Командующий Вторым Украинским фронтом генерал Конев — позже Маршал Советского Союза, — проезжая через Головковку, тоже отведал той воды. Помню, он сказал, всю ночь не спал, очень устал, но попил родниковой воды из кринички и почувствовал себя, как после отдыха. Не вода, а настоящий дар природы.
Вот такая была криничка в нашей Головковке. Чудо-криничка.
В десяти метрах от нее проходила центральная дорога, которая разветвлялась в трех направлениях: «на гору», «на Большую дорогу» и на «Халошу». В тех направлениях мы и расходились по домам.
Я бродил по комнате и все вспоминал, вспоминал, забыв на какие-то мгновения фронт и суровые условия, в которых мы находились. Забыл еще и потому, что немцы не стреляли, и никто не беспокоил.
Уже Гаврилко поел всю картошку, оттаявшую за пазухой, уже холод сковал спину, а я вроде и не замечал этого. Пришли вдруг на память смешные истории из школьной жизни.
…Изучали мы молекулы — новая интересная тема. Светило солнце, лучи сквозь окна выхватывали каждую пылинку. И Вера Скорик стала ловить их. Она так увлеклась этим занятием, что даже из-за парты поднялась. Учитель, удивившись, спросил:
— Вера, что ты делаешь?
— Молекулы ловлю, — серьезно ответила она.
…В третьем классе мы закончили таблицу умножения. Петя Омельяненко, симпатичный малыш с черными кудрями, огорчился:
— Что же теперь нам делать? Уже всю таблицу умножения выучили!
…В четвертом классе у нас был заядлый курильщик — Ваня Шалуха. Учитель М. П. Василиненко иногда делал «ревизию» его карманов, а найдя там табак, вызывал в школу отца. И вот Ваня, чтобы у него больше не отбирали махорку, стал прятать ее перед уроками во дворе школы, в песок.
Но как-то пошел дождь. Табачок явно пропадал… И Шалуха начал плакать. Учитель спросил его, в чем дело.
— Живот болит! — заныл Ваня.
— Ну, выйди во двор.
Тот только и ждал этого: даже не оглянувшись и проявив полную беспечность, он стал отрывать в песке пачку махорки. Тут-то его и застал заведующий школой. Ну и досталось же парню потом от отца!

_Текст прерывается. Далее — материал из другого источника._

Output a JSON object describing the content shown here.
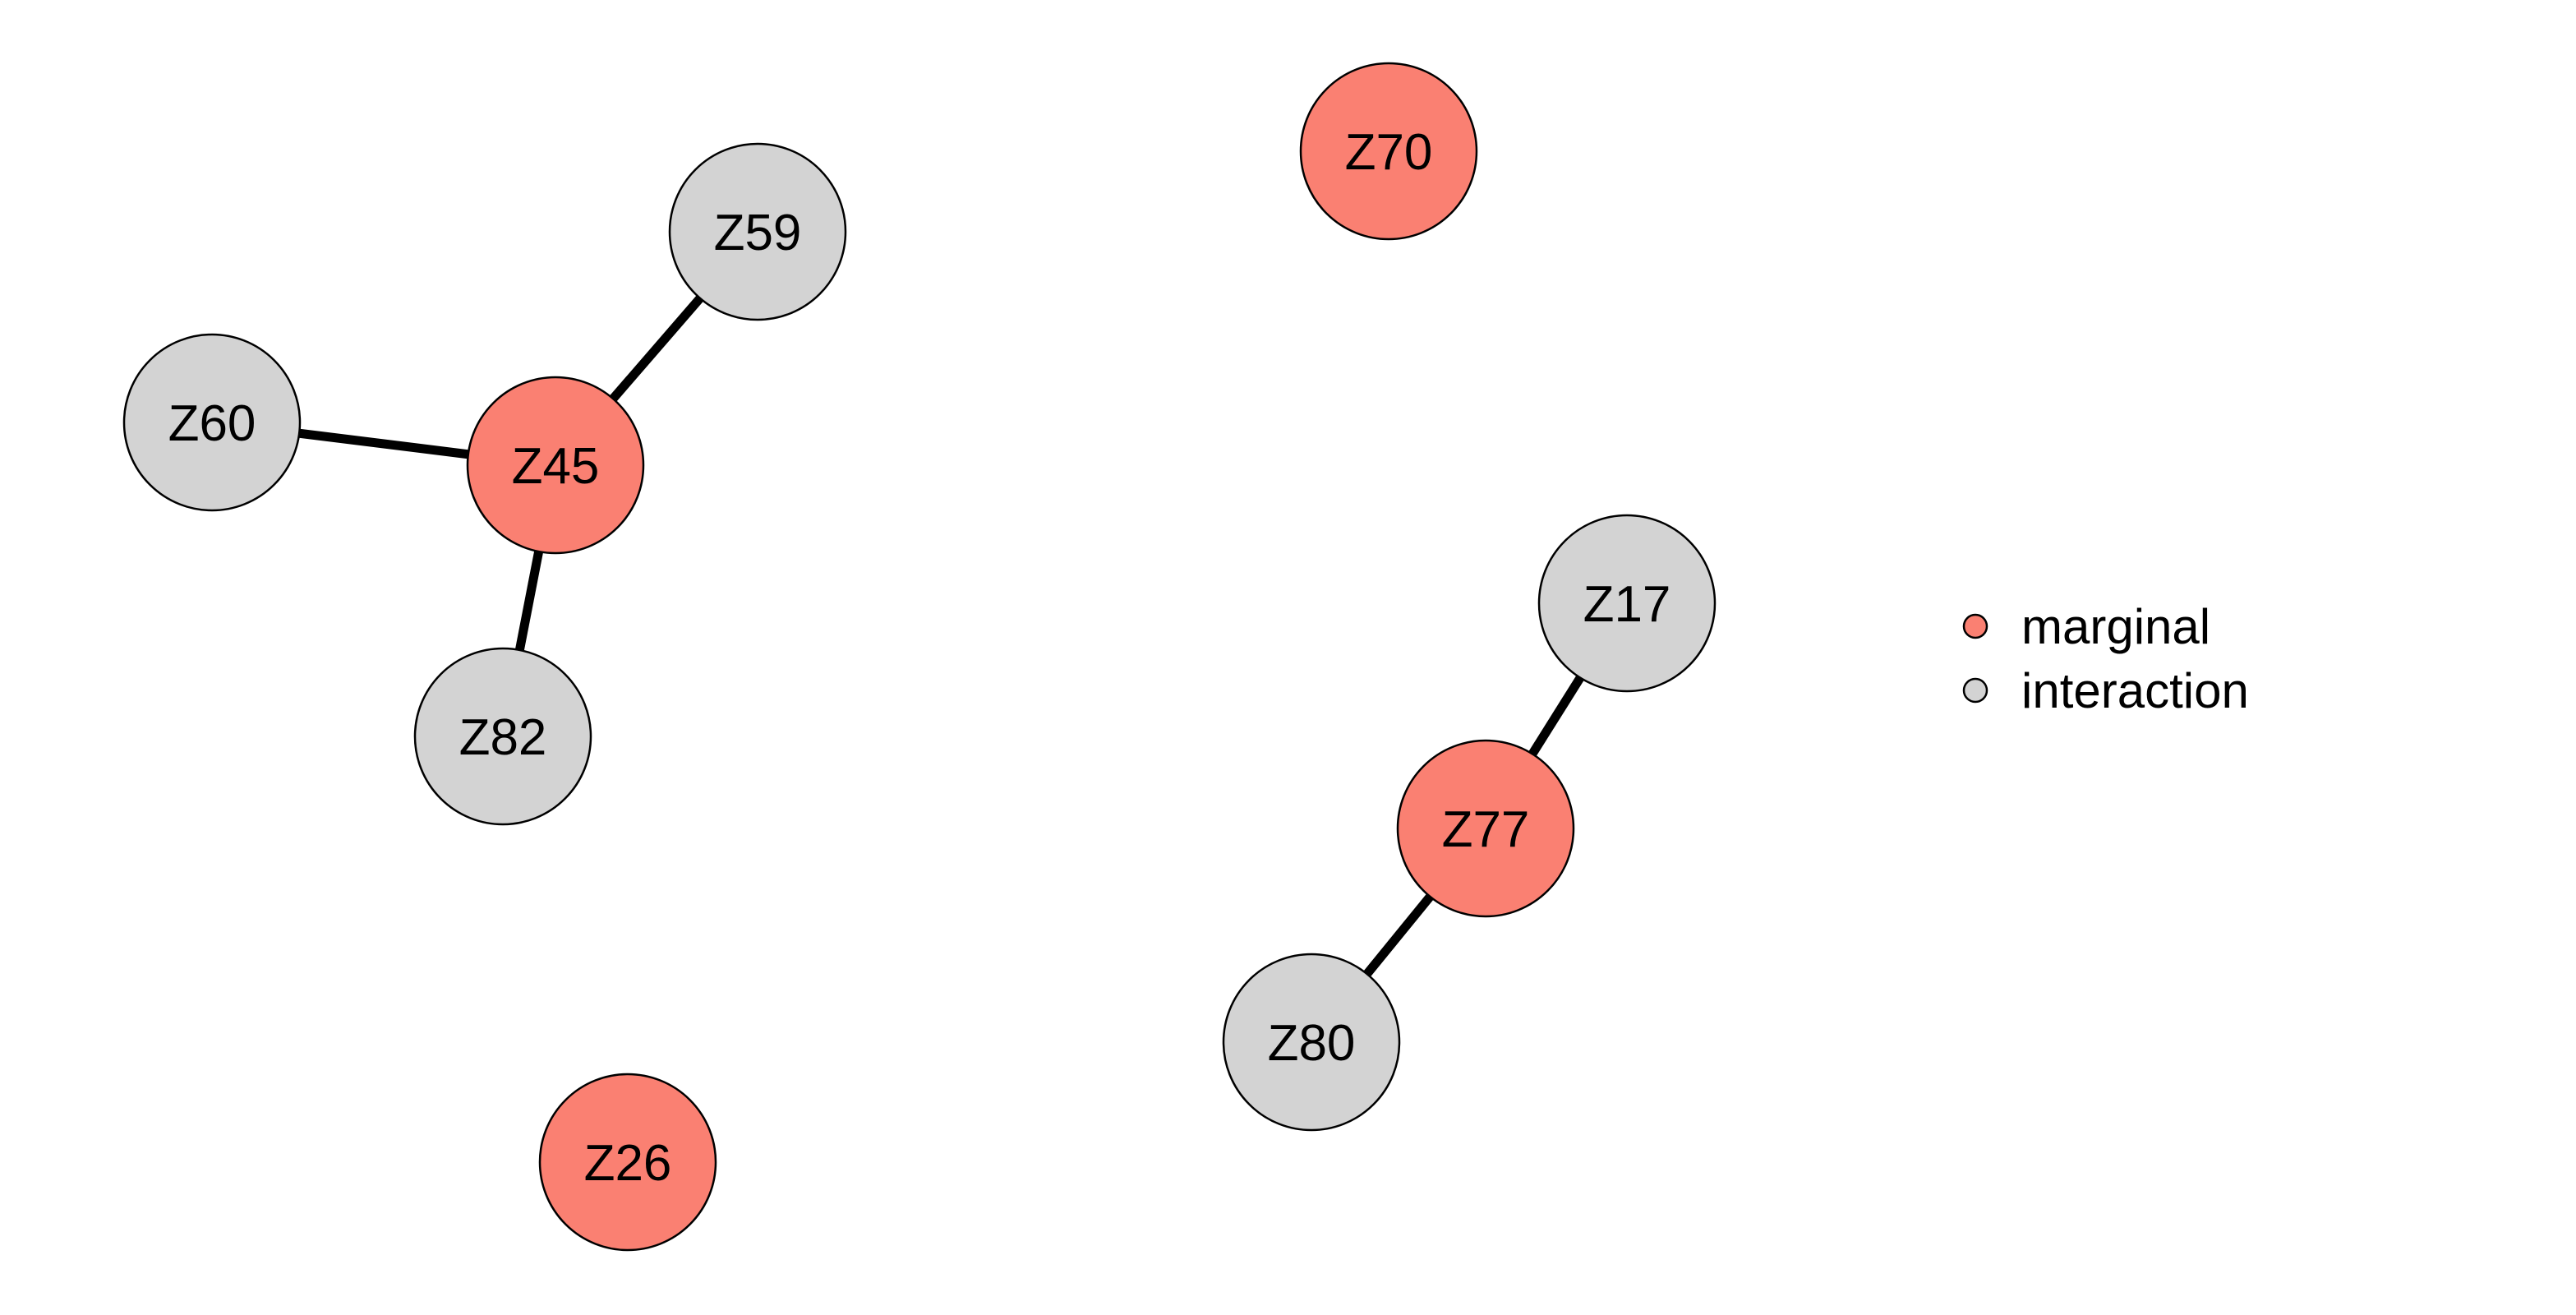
{
  "colors": {
    "marginal": "#FA8072",
    "interaction": "#D3D3D3"
  },
  "legend": {
    "items": [
      {
        "label": "marginal",
        "group": "marginal"
      },
      {
        "label": "interaction",
        "group": "interaction"
      }
    ]
  },
  "nodes": [
    {
      "id": "Z70",
      "label": "Z70",
      "group": "marginal"
    },
    {
      "id": "Z59",
      "label": "Z59",
      "group": "interaction"
    },
    {
      "id": "Z60",
      "label": "Z60",
      "group": "interaction"
    },
    {
      "id": "Z45",
      "label": "Z45",
      "group": "marginal"
    },
    {
      "id": "Z82",
      "label": "Z82",
      "group": "interaction"
    },
    {
      "id": "Z17",
      "label": "Z17",
      "group": "interaction"
    },
    {
      "id": "Z77",
      "label": "Z77",
      "group": "marginal"
    },
    {
      "id": "Z80",
      "label": "Z80",
      "group": "interaction"
    },
    {
      "id": "Z26",
      "label": "Z26",
      "group": "marginal"
    }
  ],
  "edges": [
    {
      "source": "Z45",
      "target": "Z59"
    },
    {
      "source": "Z45",
      "target": "Z60"
    },
    {
      "source": "Z45",
      "target": "Z82"
    },
    {
      "source": "Z77",
      "target": "Z17"
    },
    {
      "source": "Z77",
      "target": "Z80"
    }
  ]
}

…Во время большой перемены Миша Шевченко залез на высокую вербу. Туда залез, а назад спуститься не может: сучок зацепился за заплату штанов, и как ни силился Миша, слезть с дерева не мог. Уже и звонок прозвенел на урок, а он все сидит.
Никто из учащихся, конечно, не сказал об этом учителю, и только за несколько минут до конца урока тот сам заметил, что Миши нет в классе.
— Куда же делся Шевченко?
— А это его дерево не отпускает за то, что он забирает из гнезд и выпивает птичьи яйца, — серьезно сказала та самая Вера Скорик, что ловила в классе молекулы. И показала пальцем в окно.

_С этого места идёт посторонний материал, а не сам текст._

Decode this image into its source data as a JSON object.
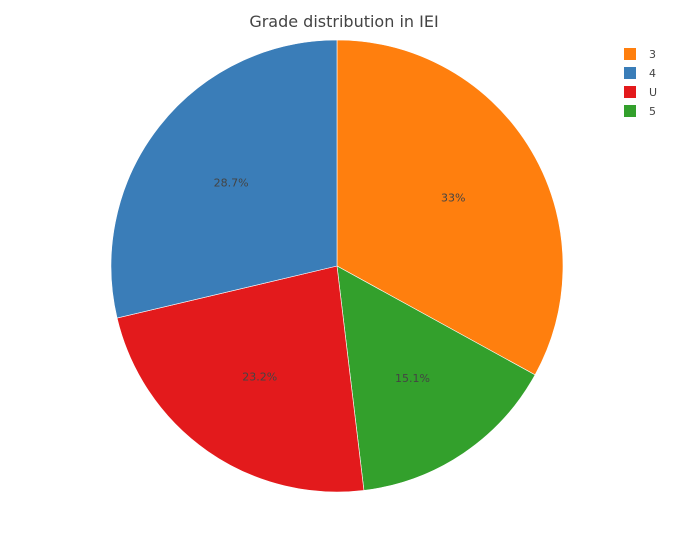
{
  "chart_data": {
    "type": "pie",
    "title": "Grade distribution in IEI",
    "slices": [
      {
        "label": "3",
        "percent": 33.0,
        "display": "33%",
        "color": "#ff7f0e"
      },
      {
        "label": "4",
        "percent": 28.7,
        "display": "28.7%",
        "color": "#3a7db8"
      },
      {
        "label": "U",
        "percent": 23.2,
        "display": "23.2%",
        "color": "#e31a1c"
      },
      {
        "label": "5",
        "percent": 15.1,
        "display": "15.1%",
        "color": "#33a02c"
      }
    ],
    "slice_order": [
      "3",
      "5",
      "U",
      "4"
    ],
    "direction": "clockwise",
    "start": "top",
    "legend_position": "top-right"
  }
}
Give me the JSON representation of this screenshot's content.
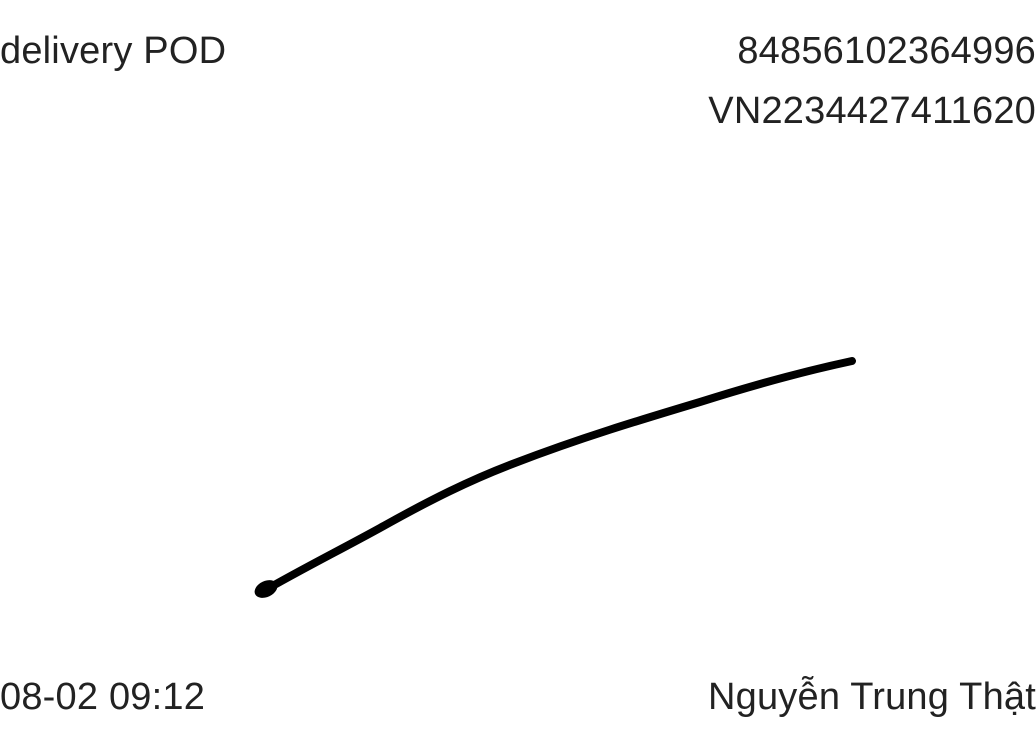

Урок закончился на несколько минут раньше, и все мы побежали к Мишутке. Он почти целый час просидел на вербе, изнемог, держась руками за толстый шершавый ствол, и испуганно плакал. Снял его «с якоря» Петя Омельяненко, лучший верхолаз школы, который легко взбирался даже на самую верхотуру телеграфного столба…
Школа — это хорошо. Но кто из учащихся не мечтал о летних каникулах!
До войны сельские ребята не знали, что такое пионерские лагеря: в селе для детей любого возраста находилось дело. Уже шести-семи лет нас оставляли дома на хозяйстве, и мы вели его исправно: дать курам зерна, налить воды в корытце, нарвать травы для кроликов — привычное дело.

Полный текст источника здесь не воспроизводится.